Видя, что двери моего спасения заперты, с великим нетерпением я принялся барахтаться в своем болотце; и так я потрудился и изощрился, что бадья перевернулась, и я вместе с нею. Вся вода растеклась; очутившись на свободе, я громко позвал на помощь. Насмерть перепуганные рыбаки, узнав, что я натворил, прибегли к спасительному средству, а именно заткнули мне рот, набив туда травы, и, чтобы заглушить мои крики, сами стали еще громче орать: «Стража! Стража!» Так поступая, они к тому же с невиданной быстротой снова наполнили бадью водой из бывшего рядом колодца. Выскочил хозяин с алебардой, а с ним и все, кто был на постоялом дворе, — иные с вертелом, иные с дубьем; сбежались туда и соседи, а также случившийся рядом альгвасил с шестью легавыми. Трактирщик спросил у моряков, что происходит; они ответили, что это воры пытались похитить их рыбку.
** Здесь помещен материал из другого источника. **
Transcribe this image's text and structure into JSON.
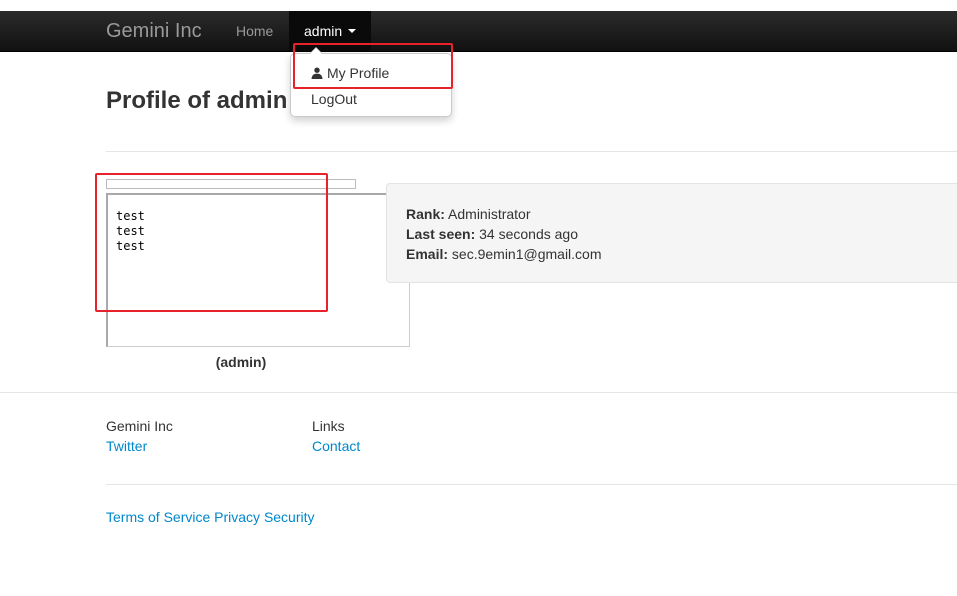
{
  "navbar": {
    "brand": "Gemini Inc",
    "home": "Home",
    "user_menu": "admin",
    "dropdown": {
      "my_profile": "My Profile",
      "logout": "LogOut"
    }
  },
  "page": {
    "title": "Profile of admin"
  },
  "profile": {
    "avatar_text": "test\ntest\ntest",
    "username": "(admin)",
    "rank_label": "Rank:",
    "rank_value": "Administrator",
    "last_seen_label": "Last seen:",
    "last_seen_value": "34 seconds ago",
    "email_label": "Email:",
    "email_value": "sec.9emin1@gmail.com"
  },
  "footer": {
    "col1_heading": "Gemini Inc",
    "col1_link": "Twitter",
    "col2_heading": "Links",
    "col2_link": "Contact",
    "legal": [
      "Terms of Service",
      "Privacy",
      "Security"
    ]
  },
  "colors": {
    "highlight": "#e8222a",
    "link": "#0088cc",
    "navbar": "#1b1b1b"
  },
  "icons": {
    "profile_item": "user-icon",
    "user_menu": "caret-down-icon"
  }
}
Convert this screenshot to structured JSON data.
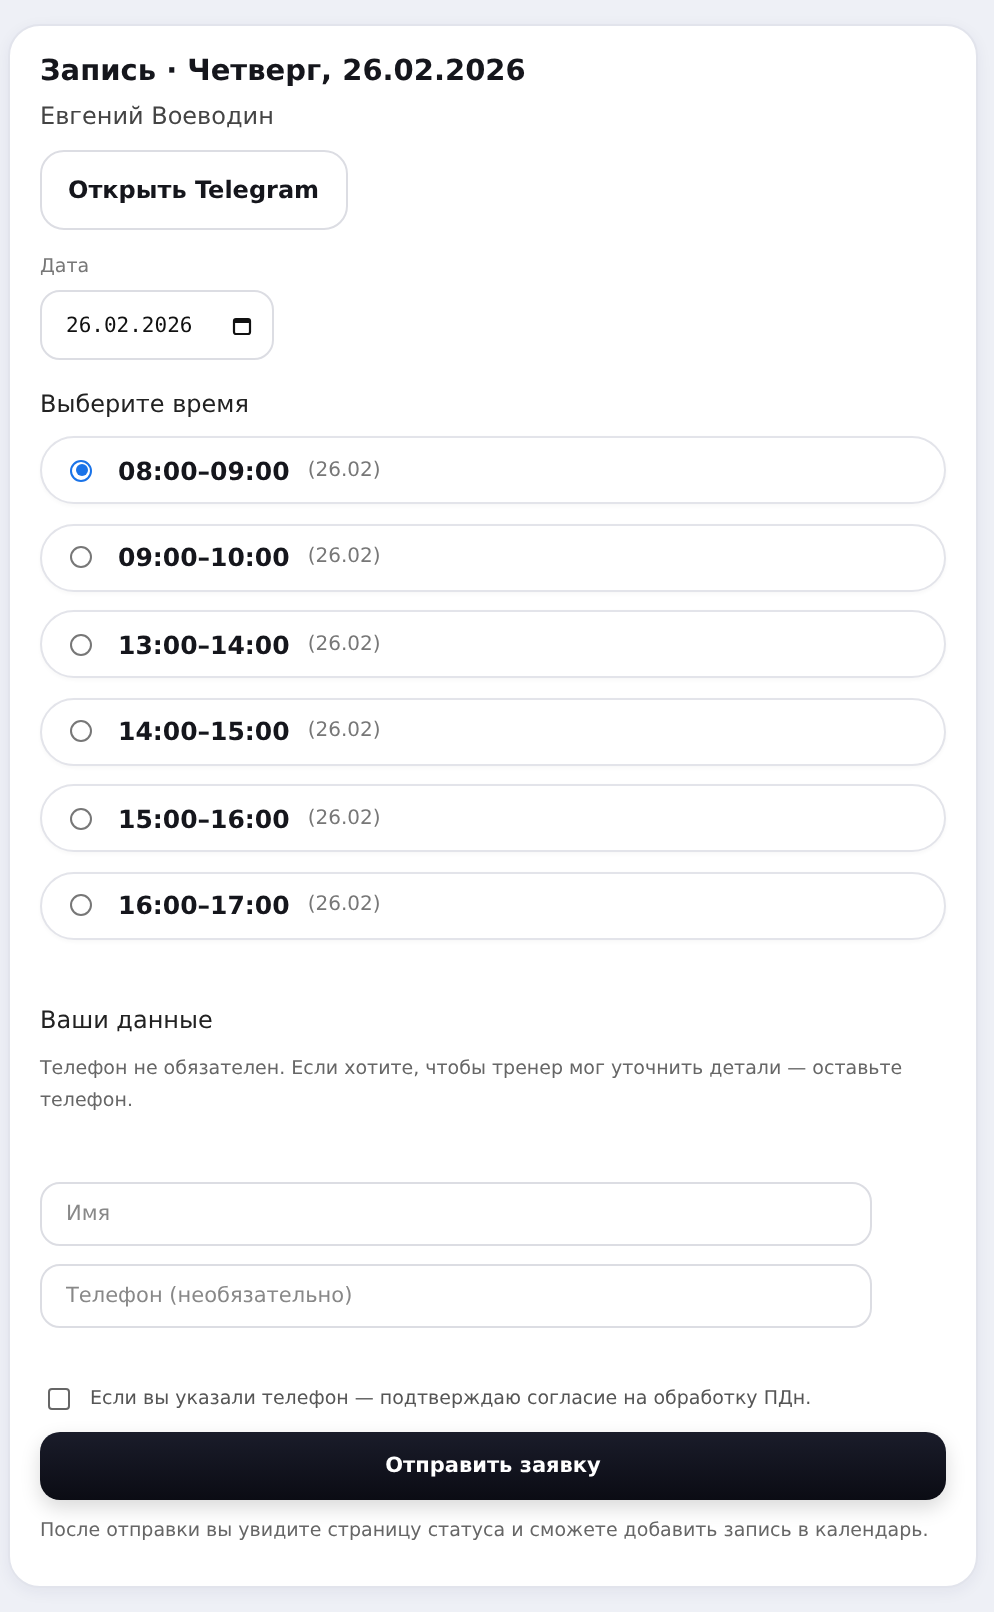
{
  "header": {
    "title": "Запись · Четверг, 26.02.2026",
    "subtitle": "Евгений Воеводин"
  },
  "telegram_button": "Открыть Telegram",
  "date_field": {
    "label": "Дата",
    "value": "26.02.2026"
  },
  "time_section": {
    "heading": "Выберите время",
    "slots": [
      {
        "time": "08:00–09:00",
        "date": "(26.02)",
        "selected": true
      },
      {
        "time": "09:00–10:00",
        "date": "(26.02)",
        "selected": false
      },
      {
        "time": "13:00–14:00",
        "date": "(26.02)",
        "selected": false
      },
      {
        "time": "14:00–15:00",
        "date": "(26.02)",
        "selected": false
      },
      {
        "time": "15:00–16:00",
        "date": "(26.02)",
        "selected": false
      },
      {
        "time": "16:00–17:00",
        "date": "(26.02)",
        "selected": false
      }
    ]
  },
  "contact_section": {
    "heading": "Ваши данные",
    "hint": "Телефон не обязателен. Если хотите, чтобы тренер мог уточнить детали — оставьте телефон.",
    "fields": [
      {
        "placeholder": "Имя"
      },
      {
        "placeholder": "Телефон (необязательно)"
      }
    ]
  },
  "consent": {
    "label": "Если вы указали телефон — подтверждаю согласие на обработку ПДн.",
    "checked": false
  },
  "submit_button": "Отправить заявку",
  "footer_note": "После отправки вы увидите страницу статуса и сможете добавить запись в календарь."
}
Один как помешанный орал: «Держи ворье! Держи ворье!» Пока проверяли, не выскочили ли воры в дверь и не упрыгали ли по крышам, мои блюстители вернули меня обратно в лохань.
Так случилось, что вся пролившаяся вода просочилась через дыру в нижние покои и на кровать, где спала служанка, которая из человеколюбия приютила в ней священника, за ее благосклонностью пришедшего той ночью на постоялый двор. Они так перепугались потопа, изливавшегося на их постель, и издаваемых всеми воплей, что, не зная, что делать, выпрыгнули из окна в одеждах Адама и Евы, только без фиговых листков на срамных частях. Луна сияла так ярко, что могла поспорить и с дневным светилом. Увидев их, все заорали: «Держи ворье! Держи ворье!» Легавые и альгвасил бросились за ними и почти сразу же настигли, ибо любовники были босы и не могли бежать по камням; их незамедлительно препроводили в тюрьму. Рыбаки с утра пораньше выехали из Мадрида в Толедо, так и не узнав, что сотворил Господь с недалекой девицей и благочестивым священником.
ГЛАВА ШЕСТАЯ
О ТОМ, КАК ЛАСАРО ПРИВЕЗЛИ В ТОЛЕДО
Труд человеческий — суета, знание — неведение, а сила — немощь, если Бог их не укрепляет, не наставляет и не направляет. Все мои усилия лишь усугубили бдительность и усердие моих стражей. Разгневанные вчерашним ночным сражением, они всыпали мне столько палок, что я чуть не помер, и приговаривали:
— Что, гнусная рыбешка, сбежать вздумала? Забыла уже нашу доброту — ведь мы же тебя не убили? Ты прямо как дуб, у которого желуди палкой выколачивать надо[225].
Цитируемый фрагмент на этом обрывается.